CrowdMap allows users to gather information and turn it into a visualization. The system works by gathering information from websites, news sources and cell phones. The data collected is aggregated into a centralized platform. It can then be displayed on a map or timeline. The application works entirely online so there is no need to download software. CrowdMap allows users to build interactive Google maps that can help them plot reports and collect the data they need quickly. Timelines allow the user to track reports and maps generated over a period of time. The user can set date filters to determine what was happening and when it happened. Real Time tracking tools allow users to stay on top of the information gathered in a way that is easy to understand.Show more screenshots »
CrowdMap was developed in 2011 by the non-profit Ushahidi software company. Ushahidi was founded in January of 2008. Today, the team consists of around five members, including Executive Director Ory Okolloh, Director of Development David Kobia, Director of Crisis Mapping Patrick Meier, Director of Operations Erik Hersman, Director of Programs Juliana Rotich and SwiftRiver Director Jonathan Gosier. The company has received grant funding numerous times since May of 2009.

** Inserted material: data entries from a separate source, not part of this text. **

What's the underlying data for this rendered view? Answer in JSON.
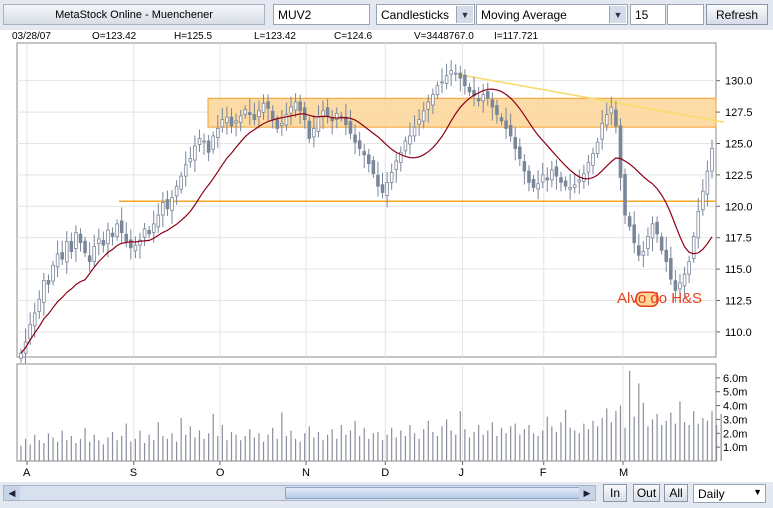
{
  "toolbar": {
    "title": "MetaStock Online - Muenchener",
    "symbol_value": "MUV2",
    "chart_type": "Candlesticks",
    "indicator": "Moving Average",
    "period_value": "15",
    "refresh_label": "Refresh"
  },
  "quote": {
    "date": "03/28/07",
    "open": "O=123.42",
    "high": "H=125.5",
    "low": "L=123.42",
    "close": "C=124.6",
    "volume": "V=3448767.0",
    "indicator": "I=117.721"
  },
  "annotation": {
    "label": "Alvo do H&S"
  },
  "bottom": {
    "zoom_in_label": "In",
    "zoom_out_label": "Out",
    "all_label": "All",
    "interval": "Daily"
  },
  "colors": {
    "candle": "#7a8699",
    "moving_average": "#8b0016",
    "support_line": "#f5a623",
    "resistance_band": "#fcd596",
    "trend_line": "#f6dc6a",
    "annotation": "#e8401c"
  },
  "chart_data": {
    "type": "candlestick",
    "price_axis": {
      "ylim": [
        108,
        133
      ],
      "ticks": [
        "130.0",
        "127.5",
        "125.0",
        "122.5",
        "120.0",
        "117.5",
        "115.0",
        "112.5",
        "110.0"
      ]
    },
    "volume_axis": {
      "ylim": [
        0,
        7000000
      ],
      "ticks": [
        "6.0m",
        "5.0m",
        "4.0m",
        "3.0m",
        "2.0m",
        "1.0m"
      ]
    },
    "month_labels": [
      "A",
      "S",
      "O",
      "N",
      "D",
      "J",
      "F",
      "M"
    ],
    "moving_average_period": 15,
    "support_level": 120.4,
    "resistance_band": [
      126.3,
      128.6
    ],
    "trend_line": {
      "from": [
        "J",
        130.5
      ],
      "to": [
        "end",
        126.7
      ]
    },
    "target_level": 112.6,
    "closes": [
      108.3,
      109.2,
      110.6,
      111.5,
      112.6,
      114.1,
      113.8,
      115.3,
      116.2,
      115.8,
      117.2,
      116.4,
      117.9,
      117.1,
      116.3,
      115.6,
      116.8,
      117.4,
      116.9,
      118.1,
      117.6,
      118.6,
      117.9,
      117.2,
      116.7,
      116.9,
      117.3,
      118.2,
      117.8,
      118.6,
      119.3,
      120.3,
      119.8,
      120.7,
      121.6,
      122.4,
      123.3,
      123.8,
      124.8,
      125.4,
      125.2,
      124.3,
      125.6,
      126.2,
      126.9,
      127.1,
      126.4,
      126.8,
      127.2,
      127.7,
      127.3,
      126.9,
      127.6,
      128.2,
      127.8,
      126.9,
      126.2,
      126.6,
      127.3,
      127.9,
      128.3,
      127.6,
      126.9,
      125.4,
      126.2,
      127.1,
      127.6,
      127.2,
      126.8,
      127.4,
      127.1,
      126.5,
      125.8,
      125.1,
      124.6,
      124.1,
      123.4,
      122.6,
      121.6,
      121.1,
      121.9,
      122.7,
      123.6,
      124.3,
      125.2,
      125.6,
      126.3,
      126.9,
      127.6,
      128.3,
      128.9,
      129.6,
      129.9,
      130.4,
      130.8,
      130.6,
      130.2,
      129.6,
      129.1,
      128.8,
      128.4,
      128.9,
      128.6,
      127.9,
      127.3,
      126.8,
      126.2,
      125.6,
      124.6,
      123.8,
      122.8,
      121.9,
      121.5,
      121.8,
      122.5,
      122.1,
      122.9,
      122.4,
      121.9,
      121.6,
      121.5,
      121.7,
      122.1,
      122.6,
      123.5,
      124.2,
      125.1,
      126.6,
      127.3,
      127.9,
      126.4,
      122.3,
      119.3,
      118.4,
      117.1,
      116.1,
      116.4,
      117.6,
      118.6,
      117.8,
      116.5,
      115.6,
      114.2,
      113.3,
      113.9,
      114.6,
      115.6,
      117.6,
      119.6,
      121.2,
      122.8,
      124.6
    ],
    "volume_millions": [
      1.1,
      1.6,
      1.2,
      1.9,
      1.5,
      1.3,
      2.0,
      1.7,
      1.4,
      2.2,
      1.5,
      1.8,
      1.3,
      1.6,
      2.4,
      1.4,
      1.9,
      1.5,
      1.2,
      1.7,
      2.1,
      1.5,
      1.8,
      2.7,
      1.4,
      1.6,
      2.2,
      1.3,
      1.9,
      1.5,
      2.8,
      1.8,
      1.6,
      2.0,
      1.4,
      3.1,
      1.9,
      2.5,
      1.7,
      2.2,
      1.6,
      2.0,
      3.4,
      1.8,
      2.6,
      1.5,
      2.1,
      1.9,
      1.5,
      1.8,
      2.3,
      1.7,
      2.0,
      1.4,
      1.9,
      2.4,
      1.6,
      3.5,
      1.8,
      2.2,
      1.6,
      1.4,
      2.0,
      2.5,
      1.7,
      2.1,
      1.5,
      1.9,
      2.3,
      1.6,
      2.6,
      1.9,
      2.2,
      2.9,
      1.8,
      2.4,
      1.6,
      2.0,
      2.1,
      1.5,
      1.9,
      2.4,
      1.7,
      2.2,
      1.8,
      2.6,
      2.0,
      1.6,
      2.3,
      2.9,
      2.1,
      1.8,
      2.5,
      3.0,
      2.2,
      1.9,
      3.6,
      2.3,
      1.7,
      2.1,
      2.6,
      1.9,
      2.2,
      2.8,
      1.8,
      2.4,
      2.0,
      2.5,
      2.7,
      1.9,
      2.3,
      2.6,
      2.0,
      1.8,
      2.2,
      3.2,
      2.5,
      2.1,
      2.8,
      3.7,
      2.4,
      2.2,
      2.0,
      2.7,
      2.3,
      2.9,
      2.5,
      3.1,
      3.8,
      2.8,
      3.6,
      4.0,
      2.4,
      6.5,
      3.2,
      5.6,
      4.2,
      2.5,
      3.0,
      3.4,
      2.6,
      2.9,
      3.5,
      2.7,
      4.3,
      2.8,
      2.6,
      3.6,
      2.7,
      3.1,
      2.9,
      3.6,
      2.6,
      3.4
    ]
  }
}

CrowdMap is unique because it allows users to gather information and compile it in a visual way. Users can map data out to learn what they need to based on what information was being gathered. A timeline feature allows users to place a time and location to the data collected, which helps add coherency and relevancy to the information being reviewed. The system is also web based, which means no additional software download is needed.
The CrowdMap website utilizes an eye-catching grey and red color scheme with a stylish sphere logo. Hints of light blue and grey elements pepper the site in a way that adds variety. The five main navigational links can be found in the dark grey header. Overall, the site is very easy to read and navigate. The maps and timelines are also stylish and organized, utilizing colors to provide enough contrast to make them readable at a glance.
CrowdMap is currently available to anyone for free. If the user is willing to take a few minutes to register, they can access all current CrowdMap features. The site is still in beta, so there is always the chance that this could change in the future. It is doubtful considering the company behind CrowdMap is listed as a non-profit developer.
CrowdMap offers a new way to gather, compile and present information. Users who collect information from the internet, news resources or cell phones can use CrowdMap to build a comprehensive data resource. The site is easy to use and the resulting maps and timelines are very well organized and attractive, making them functional for a number of purposes.